ACC Championship: Seminoles vs. Yellow Jackets
This won’t do Florida State any favors in the eyes of anybody looking to rank them higher in the college playoff picture. They may have won the game, but they made very hard work of it and relied far more on a couple of major Georgia Tech miscues at key times late in the game to get it done.
In the end though they held on for a victory that keeps their perfect season alive and brings home some silverware. Now for the serious matter of the playoff.
Before that however, let’s take a look at the standouts from this game.

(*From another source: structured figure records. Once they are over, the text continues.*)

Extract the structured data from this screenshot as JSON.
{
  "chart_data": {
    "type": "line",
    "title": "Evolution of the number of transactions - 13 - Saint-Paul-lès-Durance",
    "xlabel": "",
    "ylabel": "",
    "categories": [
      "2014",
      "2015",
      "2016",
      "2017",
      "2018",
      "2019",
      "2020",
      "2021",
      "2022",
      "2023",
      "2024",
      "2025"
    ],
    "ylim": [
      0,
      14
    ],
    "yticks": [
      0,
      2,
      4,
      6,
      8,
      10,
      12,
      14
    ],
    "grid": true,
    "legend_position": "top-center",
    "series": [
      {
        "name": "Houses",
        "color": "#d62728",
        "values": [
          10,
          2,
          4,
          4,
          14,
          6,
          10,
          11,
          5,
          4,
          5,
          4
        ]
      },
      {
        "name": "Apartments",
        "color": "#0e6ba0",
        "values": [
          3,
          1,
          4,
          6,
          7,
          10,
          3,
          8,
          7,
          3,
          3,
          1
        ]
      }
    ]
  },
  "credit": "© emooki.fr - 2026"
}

Florida State Seminoles – Performances of Note
Jameis Winston, QB: +0.6
Breakdown: As seems to be the trend in college this season, when the top quarterbacks put up impressive looking numbers, they are often bailed out by some disastrous coverage. Winston was fine in this game, but had virtually no pressure to deal with (four snaps) and had a couple of total coverage busts to take advantage of.

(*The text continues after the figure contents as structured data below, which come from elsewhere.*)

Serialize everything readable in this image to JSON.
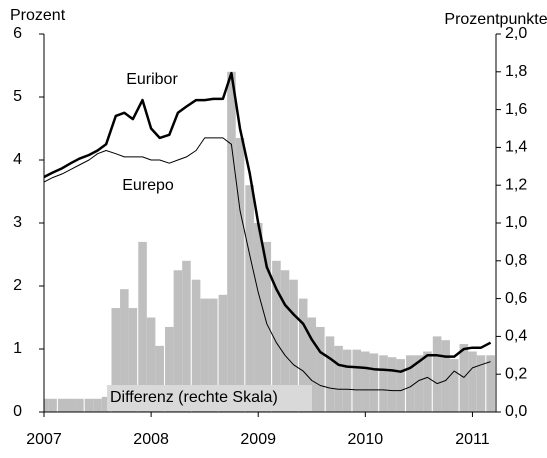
{
  "chart_data": {
    "type": "line",
    "y_label": "Prozent",
    "y2_label": "Prozentpunkte",
    "x": [
      2007.0,
      2007.08,
      2007.17,
      2007.25,
      2007.33,
      2007.42,
      2007.5,
      2007.58,
      2007.67,
      2007.75,
      2007.83,
      2007.92,
      2008.0,
      2008.08,
      2008.17,
      2008.25,
      2008.33,
      2008.42,
      2008.5,
      2008.58,
      2008.67,
      2008.75,
      2008.83,
      2008.92,
      2009.0,
      2009.08,
      2009.17,
      2009.25,
      2009.33,
      2009.42,
      2009.5,
      2009.58,
      2009.67,
      2009.75,
      2009.83,
      2009.92,
      2010.0,
      2010.08,
      2010.17,
      2010.25,
      2010.33,
      2010.42,
      2010.5,
      2010.58,
      2010.67,
      2010.75,
      2010.83,
      2010.92,
      2011.0,
      2011.08,
      2011.17
    ],
    "series": [
      {
        "name": "Differenz (rechte Skala)",
        "type": "bar",
        "axis": "y2",
        "color": "#bfbfbf",
        "values": [
          0.07,
          0.07,
          0.07,
          0.07,
          0.07,
          0.07,
          0.07,
          0.08,
          0.55,
          0.65,
          0.55,
          0.9,
          0.5,
          0.35,
          0.45,
          0.75,
          0.8,
          0.7,
          0.6,
          0.6,
          0.62,
          1.8,
          1.45,
          1.2,
          1.0,
          0.9,
          0.8,
          0.75,
          0.7,
          0.6,
          0.5,
          0.45,
          0.4,
          0.35,
          0.33,
          0.33,
          0.32,
          0.31,
          0.3,
          0.29,
          0.28,
          0.3,
          0.3,
          0.32,
          0.4,
          0.38,
          0.28,
          0.36,
          0.32,
          0.3,
          0.3
        ]
      },
      {
        "name": "Euribor",
        "type": "line",
        "color": "#000000",
        "width": 2.5,
        "values": [
          3.73,
          3.8,
          3.87,
          3.95,
          4.02,
          4.08,
          4.15,
          4.25,
          4.7,
          4.75,
          4.65,
          4.95,
          4.5,
          4.35,
          4.4,
          4.75,
          4.85,
          4.95,
          4.95,
          4.97,
          4.97,
          5.38,
          4.5,
          3.8,
          3.0,
          2.3,
          1.95,
          1.7,
          1.55,
          1.4,
          1.15,
          0.95,
          0.85,
          0.75,
          0.72,
          0.71,
          0.7,
          0.68,
          0.67,
          0.66,
          0.64,
          0.7,
          0.8,
          0.9,
          0.9,
          0.88,
          0.88,
          1.0,
          1.02,
          1.02,
          1.1
        ]
      },
      {
        "name": "Eurepo",
        "type": "line",
        "color": "#000000",
        "width": 1,
        "values": [
          3.65,
          3.72,
          3.78,
          3.85,
          3.92,
          4.0,
          4.1,
          4.15,
          4.1,
          4.05,
          4.05,
          4.05,
          4.0,
          4.0,
          3.95,
          4.0,
          4.05,
          4.15,
          4.35,
          4.35,
          4.35,
          4.25,
          3.2,
          2.5,
          1.9,
          1.4,
          1.1,
          0.9,
          0.75,
          0.65,
          0.5,
          0.42,
          0.38,
          0.36,
          0.36,
          0.35,
          0.35,
          0.35,
          0.35,
          0.34,
          0.34,
          0.4,
          0.5,
          0.55,
          0.45,
          0.5,
          0.65,
          0.55,
          0.7,
          0.75,
          0.8
        ]
      }
    ],
    "xlim": [
      2007,
      2011.22
    ],
    "xticks": [
      2007,
      2008,
      2009,
      2010,
      2011
    ],
    "ylim": [
      0,
      6
    ],
    "yticks": [
      0,
      1,
      2,
      3,
      4,
      5,
      6
    ],
    "y2lim": [
      0,
      2
    ],
    "y2ticks": [
      {
        "value": 0,
        "label": "0,0"
      },
      {
        "value": 0.2,
        "label": "0,2"
      },
      {
        "value": 0.4,
        "label": "0,4"
      },
      {
        "value": 0.6,
        "label": "0,6"
      },
      {
        "value": 0.8,
        "label": "0,8"
      },
      {
        "value": 1.0,
        "label": "1,0"
      },
      {
        "value": 1.2,
        "label": "1,2"
      },
      {
        "value": 1.4,
        "label": "1,4"
      },
      {
        "value": 1.6,
        "label": "1,6"
      },
      {
        "value": 1.8,
        "label": "1,8"
      },
      {
        "value": 2.0,
        "label": "2,0"
      }
    ],
    "grid": false
  }
}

Signature Play: Q2. 5:48. This looks great on the stat sheet, but about all Winston needed to do was see the guy with nobody covering him after his cover-man fell over trying to track his release. Routine touchdown.
Cameron Erving, C: +5.9
Breakdown: The left tackle for FSU for most of the season, Erving has been asked to play center the past few games, and he responded in this one with a dominant performance against the undersized Georgia Tech defensive line. Erving was a monster in the run game all day, manhandling defenders and giving FSU major running lanes to work with.
Signature Stat: The Seminoles averaged 5.7 yards per carry running either side of center.
Rashad Greene, WR: +2.2
Breakdown: If there was a player that really stood out on the FSU offense when it came to the passing game it was Greene, though TE Nick O’Leary had a fine game also. Greene made a series of big plays in the game and was the main threat, notching the most targets, receptions, yards and touchdowns on the team.
Signature Stat: Gained 65 of his 123 receiving yards after the catch.
Georgia Tech Yellow Jackets – Performances of Note
Justin Thomas, QB: +4.1
Breakdown: Obviously, with the offense the Georgia Tech run, the majority of Thomas’ positive grade came as a runner. He made several big plays in their option attack, beating Florida State defenders who weren’t as disciplined as they could have been, cheating to try and play both parts of the option and failing to defend either. Sadly for him his deficiencies as a passer showed up late as he threw a few ugly balls at crucial times in the game.
Signature Stat: Forced five missed tackles to lead all GT rushers.
Shaquille Mason, RG: +5.0
Breakdown: Like the rest of the offense, it’s very difficult to evaluate Georgia Tech’s blocking by conventional standards. The technique in this triple option attack is so completely foreign to most other systems that it’s tough to really compare apples with apples. Nonetheless, the one player from this line that stands out more often than not to me is Mason. He fires off the line and has a powerful initial surge, often enough to gain positive yardage, but he also doesn’t get beaten from that aggressive punch as often as most of his linemates do.
Signature Stat: Mason was one of two GT offensive linemen to grade positively, and his +5.0 was far better than the next best performance, from LT Byron Chamberlain (+1.7)
The D-line: -14.2 Combined among starters
Breakdown: It would be unfair to single anybody out on this unit, but the D-line was simply outgunned in this encounter. The broadcast ran a graphic claiming the average weight of the Florida State O-line at 323lbs, 64lbs heavier than the average defensive lineman from Georgia Tech. 280lb defensive tackles and 240lb defensive ends just couldn’t stand up to the kind of grind the Seminoles put on them all game long.
Signature Stat: Florida State averaged 5.4 yards per carry on 33 attempts and their rushers only had to force four missed tackles to get that yardage. They averaged 3.3 yards per carry before any defensive contact at all.
PFF Game Ball
Guys like Greene and O’Leary had good claims to the game ball, but it would be wrong to do anything other than award it to the entire FSU offensive line, who controlled this game in the trenches, explaining to a large degree Dalvin Cook’s relatively modest grade despite his gaudy stats. They opened up huge holes all game long.